The BBC has an article on the EDL here: http://news.bbc.co.uk/2/hi/8250017.stm

Reading between the lines a little, they look to be the sort of people who don't find the British National Party confrontational enough. (!)

There's been a set of people like them in English* society for generations. It's the brawling culture of the football "casuals", later called "yobs". It's a tribal association, and they unite around the St George's flag rather than the more usual British symbol, the Queen. A certain proportion of them are bound over to appear at police stations every time England plays in Eruope, just to prevent them from going over and starting trouble.

I've lived in the Netherlands for less than three years, so I don't know the society well enough to come up with a suitable analogy. In American politics, they would be the militias: conservative voters, worried about the dilution of the native culture because of immigration and what they see as left-wing collaboration with foreign influences, angry and willing to act on that anger in physical and violent ways.

[Like all sweeping cultural generalizations, the above paragraphs are probably as narrowly false as they are broadly true].

Lord Pearson (http://news.bbc.co.uk/2/hi/8381332.stm) is head of the UK Independence Party, whose platform maps very closely to the PVV's.

2 Posted by Richard Gadsden on 16 March 2010 | Permalink

That's a pretty fair description of the EDL.

As for UKIP, the real difference between them and PVV is that they span out of the UK Conservative party instead of out of the VVD. The UK Conservatives are at least as if not more right-wing than the VVD on economics, but are also at least as if not more socially conservative than the CDA.

While the Conservatives themselves have moved to a more socially-liberal position in the last ten years or so, UKIP have not in any way done so. If you google Section 28, you'll see where the Conservatives were in 1988 as one example - UKIP would like to reinstate Section 28.
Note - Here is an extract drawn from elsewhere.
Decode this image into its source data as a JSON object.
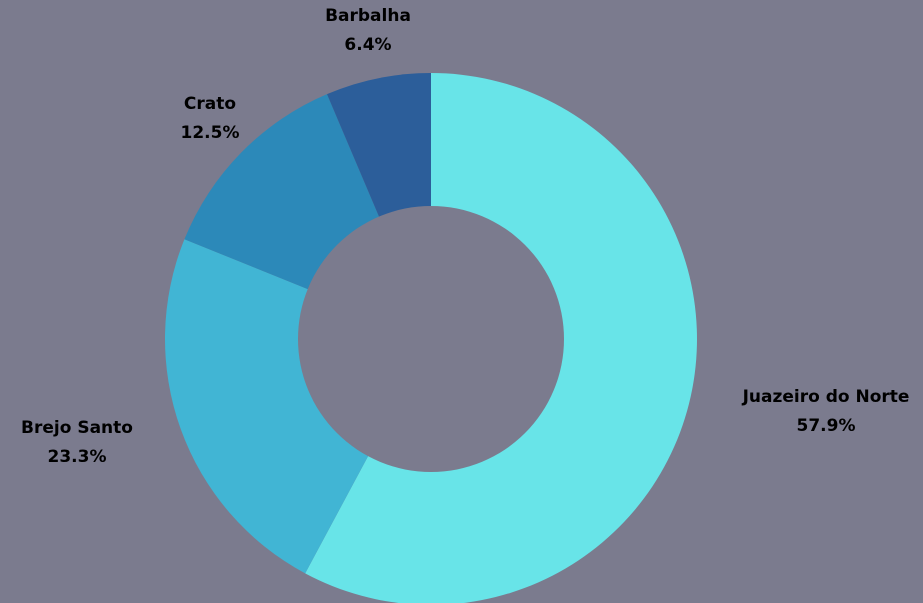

Strictly, I've misrepresented the history of UKIP - it was originally a combination of left-wing anti-Europeans ("socialism in one country" thesists) and right-wing anti-Europeans (British nationalists) who were mostly socially conservative. Over time, the left-wingers and the socially liberal minority of the right-wingers abandoned the party, but that all happened before they started getting large numbers of voters, so even their own membership have mostly forgotten that it ever happened.